Kâbe imamı Sudeysi’nin de On Dokuzuncu Mektub’u okuduğunda Peygamberimizi daha iyi tanıdığını, Saraybosna’da Bosna âlimlerinden Süleyman Hoca hutbede Peygamberimizle ilgili bir risâleyi cemaata anlatınca cemaatin çok etkilendiğini, bu sebeple cami çıkışında iki yüz elli adet Mu'cizat-ı Ahmediye Risâlesi aldıklarını nakleden Derindere, Bediüzzaman’ın şefkatli dersinin bir gün bütün insanlığı kucaklayacağını belirterek, "Tarihî noktada Bediüzzaman’ı iyi anlamak lâzım. Çünkü Bediüzzaman anlaşıldığında Türkiye’nin tarihi de iyi anlaşılacak" diye konuştu.

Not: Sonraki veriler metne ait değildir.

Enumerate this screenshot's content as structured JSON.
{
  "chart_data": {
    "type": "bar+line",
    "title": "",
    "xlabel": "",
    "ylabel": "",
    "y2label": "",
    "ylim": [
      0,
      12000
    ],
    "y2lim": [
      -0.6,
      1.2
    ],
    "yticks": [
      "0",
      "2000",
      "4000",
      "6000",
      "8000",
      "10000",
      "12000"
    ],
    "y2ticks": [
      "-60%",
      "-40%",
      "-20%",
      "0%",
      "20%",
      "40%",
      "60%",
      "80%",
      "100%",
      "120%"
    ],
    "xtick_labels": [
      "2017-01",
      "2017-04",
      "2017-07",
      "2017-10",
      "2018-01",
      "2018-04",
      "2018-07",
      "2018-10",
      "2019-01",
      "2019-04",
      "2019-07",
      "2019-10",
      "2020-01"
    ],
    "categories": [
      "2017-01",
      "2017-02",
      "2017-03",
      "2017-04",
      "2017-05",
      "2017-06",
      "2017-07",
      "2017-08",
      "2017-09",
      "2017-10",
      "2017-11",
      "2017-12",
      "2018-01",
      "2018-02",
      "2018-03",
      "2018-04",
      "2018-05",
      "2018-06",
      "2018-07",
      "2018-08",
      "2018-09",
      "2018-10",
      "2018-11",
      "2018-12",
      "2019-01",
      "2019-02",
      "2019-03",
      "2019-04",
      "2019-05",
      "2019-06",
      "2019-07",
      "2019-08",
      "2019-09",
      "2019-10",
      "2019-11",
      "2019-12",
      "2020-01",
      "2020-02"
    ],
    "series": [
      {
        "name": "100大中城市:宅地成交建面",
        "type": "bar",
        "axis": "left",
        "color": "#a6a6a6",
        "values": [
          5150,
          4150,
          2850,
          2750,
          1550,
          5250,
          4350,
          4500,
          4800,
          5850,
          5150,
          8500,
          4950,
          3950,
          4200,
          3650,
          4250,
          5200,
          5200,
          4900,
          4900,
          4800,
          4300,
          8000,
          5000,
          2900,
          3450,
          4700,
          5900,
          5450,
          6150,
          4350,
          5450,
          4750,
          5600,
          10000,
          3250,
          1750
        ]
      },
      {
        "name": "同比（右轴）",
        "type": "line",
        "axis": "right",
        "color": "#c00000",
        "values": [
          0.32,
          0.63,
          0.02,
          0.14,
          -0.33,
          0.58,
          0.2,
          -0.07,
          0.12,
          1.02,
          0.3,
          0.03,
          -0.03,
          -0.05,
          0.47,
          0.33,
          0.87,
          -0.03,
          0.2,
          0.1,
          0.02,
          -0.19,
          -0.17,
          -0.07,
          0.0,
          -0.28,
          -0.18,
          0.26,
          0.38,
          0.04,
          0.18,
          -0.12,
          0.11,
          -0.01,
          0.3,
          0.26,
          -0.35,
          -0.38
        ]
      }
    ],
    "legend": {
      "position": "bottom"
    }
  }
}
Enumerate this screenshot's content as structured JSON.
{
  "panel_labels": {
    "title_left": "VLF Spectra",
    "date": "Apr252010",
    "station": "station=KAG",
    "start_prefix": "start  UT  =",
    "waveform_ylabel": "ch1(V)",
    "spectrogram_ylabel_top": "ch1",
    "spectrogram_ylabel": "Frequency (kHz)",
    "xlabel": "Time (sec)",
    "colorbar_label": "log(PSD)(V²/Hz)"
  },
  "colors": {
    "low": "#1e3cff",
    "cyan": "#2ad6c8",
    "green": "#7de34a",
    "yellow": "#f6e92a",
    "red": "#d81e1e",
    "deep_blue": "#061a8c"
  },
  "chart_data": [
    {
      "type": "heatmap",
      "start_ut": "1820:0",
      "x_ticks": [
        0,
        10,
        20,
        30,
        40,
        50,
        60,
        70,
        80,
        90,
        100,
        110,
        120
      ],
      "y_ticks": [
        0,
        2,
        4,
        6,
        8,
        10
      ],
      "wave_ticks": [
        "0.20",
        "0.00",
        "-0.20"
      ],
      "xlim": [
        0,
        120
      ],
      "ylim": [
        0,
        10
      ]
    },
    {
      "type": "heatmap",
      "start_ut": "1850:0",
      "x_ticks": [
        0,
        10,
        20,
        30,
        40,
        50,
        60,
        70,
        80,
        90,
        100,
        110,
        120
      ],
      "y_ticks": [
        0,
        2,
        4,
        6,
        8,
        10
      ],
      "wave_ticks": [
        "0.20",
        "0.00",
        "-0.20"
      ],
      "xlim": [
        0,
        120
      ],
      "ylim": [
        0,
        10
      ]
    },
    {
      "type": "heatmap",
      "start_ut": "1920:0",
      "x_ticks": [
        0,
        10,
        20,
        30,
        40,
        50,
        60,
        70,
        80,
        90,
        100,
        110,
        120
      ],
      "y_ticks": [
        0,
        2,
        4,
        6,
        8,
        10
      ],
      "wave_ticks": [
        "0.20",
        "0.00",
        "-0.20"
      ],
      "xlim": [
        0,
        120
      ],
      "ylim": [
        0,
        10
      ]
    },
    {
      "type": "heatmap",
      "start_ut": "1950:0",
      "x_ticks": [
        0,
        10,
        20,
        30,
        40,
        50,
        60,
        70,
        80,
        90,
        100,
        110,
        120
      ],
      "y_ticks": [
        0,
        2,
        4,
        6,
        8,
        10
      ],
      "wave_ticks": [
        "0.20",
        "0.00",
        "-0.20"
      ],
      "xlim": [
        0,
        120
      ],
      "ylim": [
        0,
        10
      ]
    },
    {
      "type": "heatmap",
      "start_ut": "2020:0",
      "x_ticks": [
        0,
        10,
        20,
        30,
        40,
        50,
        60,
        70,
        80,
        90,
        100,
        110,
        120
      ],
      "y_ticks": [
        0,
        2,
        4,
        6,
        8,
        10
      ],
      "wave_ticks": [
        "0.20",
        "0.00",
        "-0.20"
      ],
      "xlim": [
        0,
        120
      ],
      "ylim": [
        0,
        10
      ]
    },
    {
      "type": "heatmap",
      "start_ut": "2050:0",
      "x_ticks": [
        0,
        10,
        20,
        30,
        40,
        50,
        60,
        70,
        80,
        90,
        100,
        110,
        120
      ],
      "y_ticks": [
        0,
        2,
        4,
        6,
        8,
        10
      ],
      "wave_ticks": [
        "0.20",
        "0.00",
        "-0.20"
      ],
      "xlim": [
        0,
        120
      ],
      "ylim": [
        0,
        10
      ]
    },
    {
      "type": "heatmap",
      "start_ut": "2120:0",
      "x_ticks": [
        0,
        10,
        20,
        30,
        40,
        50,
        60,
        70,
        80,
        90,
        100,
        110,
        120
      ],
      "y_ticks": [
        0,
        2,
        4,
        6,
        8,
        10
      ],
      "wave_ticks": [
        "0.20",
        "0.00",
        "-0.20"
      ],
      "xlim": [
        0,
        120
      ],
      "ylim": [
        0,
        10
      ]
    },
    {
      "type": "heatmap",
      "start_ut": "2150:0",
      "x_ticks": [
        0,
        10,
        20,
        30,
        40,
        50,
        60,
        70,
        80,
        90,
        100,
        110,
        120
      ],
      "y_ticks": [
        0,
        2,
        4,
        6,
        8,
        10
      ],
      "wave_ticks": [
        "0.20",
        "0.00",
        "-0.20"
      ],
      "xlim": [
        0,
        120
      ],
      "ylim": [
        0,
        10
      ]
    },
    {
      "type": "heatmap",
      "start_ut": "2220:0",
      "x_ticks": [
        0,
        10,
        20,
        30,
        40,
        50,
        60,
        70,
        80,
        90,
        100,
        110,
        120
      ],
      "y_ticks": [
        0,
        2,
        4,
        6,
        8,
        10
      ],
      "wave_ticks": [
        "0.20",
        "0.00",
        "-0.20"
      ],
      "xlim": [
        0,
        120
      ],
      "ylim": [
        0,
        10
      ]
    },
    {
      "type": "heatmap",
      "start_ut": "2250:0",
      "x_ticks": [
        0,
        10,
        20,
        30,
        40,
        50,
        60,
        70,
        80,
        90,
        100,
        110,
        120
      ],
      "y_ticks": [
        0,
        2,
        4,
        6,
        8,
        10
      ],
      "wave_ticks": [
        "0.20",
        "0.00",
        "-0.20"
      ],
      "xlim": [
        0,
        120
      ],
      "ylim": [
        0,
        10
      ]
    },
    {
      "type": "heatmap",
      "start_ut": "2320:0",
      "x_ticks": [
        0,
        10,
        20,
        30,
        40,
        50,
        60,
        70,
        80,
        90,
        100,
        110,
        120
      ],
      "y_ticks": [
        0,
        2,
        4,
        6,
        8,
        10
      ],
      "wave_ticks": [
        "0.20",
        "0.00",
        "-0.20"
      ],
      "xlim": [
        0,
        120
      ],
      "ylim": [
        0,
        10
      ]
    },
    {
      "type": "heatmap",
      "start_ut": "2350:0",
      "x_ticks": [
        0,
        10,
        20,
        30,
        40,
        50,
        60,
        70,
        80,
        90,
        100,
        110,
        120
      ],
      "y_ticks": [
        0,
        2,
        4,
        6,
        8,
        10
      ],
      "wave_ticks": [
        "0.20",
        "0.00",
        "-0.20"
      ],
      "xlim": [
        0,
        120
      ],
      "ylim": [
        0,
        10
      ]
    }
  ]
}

Bediüzzaman’ın meşrûtiyete İslâm namına sahip çıktığını söyleyen M. Nihat Derindere, Hutbe-i Şamiye’den örnekler vererek İslâm Toplumlarının geri kalma sebepleri ve çarelerini anlatarak, Müslümanlardaki altı hastalığı şöyle ifade etti:
1- Ümitsizliğin içimizde hayat bulması. 2- Doğruluğun sosyal hayatta ölmesi. 3- Düşmanlığa muhabbet. 4- Müslümanları birbirine bağlayan nuranî rabıtaların bilinmemesi. 5- Bulaşıcı hastalıklar gibi istibdatlar. 6- Himmetini şahsî menfaatine hasretmek. Derindere, bu hastalıkların çarelerini de sıraladı:
"1- El Emel; Allah’ın rahmetinden kuvvetli ümit beslemek. 2- Doğruluk. Çünkü doğruluk topluma hayat verir. 3- Adavete avdet, muhabbete muhabbet. Sevgiye en lâyık şey sevgidir, düşmanlığa sevgi beslemek yanlıştır. Toplumu kaynaştıracak şey muhabbettir. 4- Müslümanları birbirine bağlayan en önemli bağ meşverettir. Çoğunluğun yanılmazlığı önemlidir. Fertler birbirleri ile istişare ettiklerinde İslâm toplumlarının ayaklarındaki prangalar çözülecektir. 5- İstibdadın çözümü demokrasidir. İslâm coğrafyası meşveret ve şûrâ ile gerçek anlamda hürriyete kavuşacaktır. 6- 'Kimin milleti himmeti ise o tek başına bir millettir'. İnsanlar milletin menfaatini şahsî menfaatinden üstün tuttukları zaman yükseleceklerdir."
Programda daha sonra “Asya'nın Bahtının Miftahı” adlı sinevizyon izlendi. Ardından Ahmet Göksu söylediği ilâhilerle programa renk kattı ve karikatürist İbrahim Özdabak günün anlam ve önemi ile ilgili kısa bir konuşma yaptı. Yerel basın ve medyanın ilgi gösterdiği program SRT TV tarafından canlı olarak yayınlandı. Program, çevre il ve ilçelerden gelen misafirlerin katılımı ile çok sıcak bir ortamda sona erdi.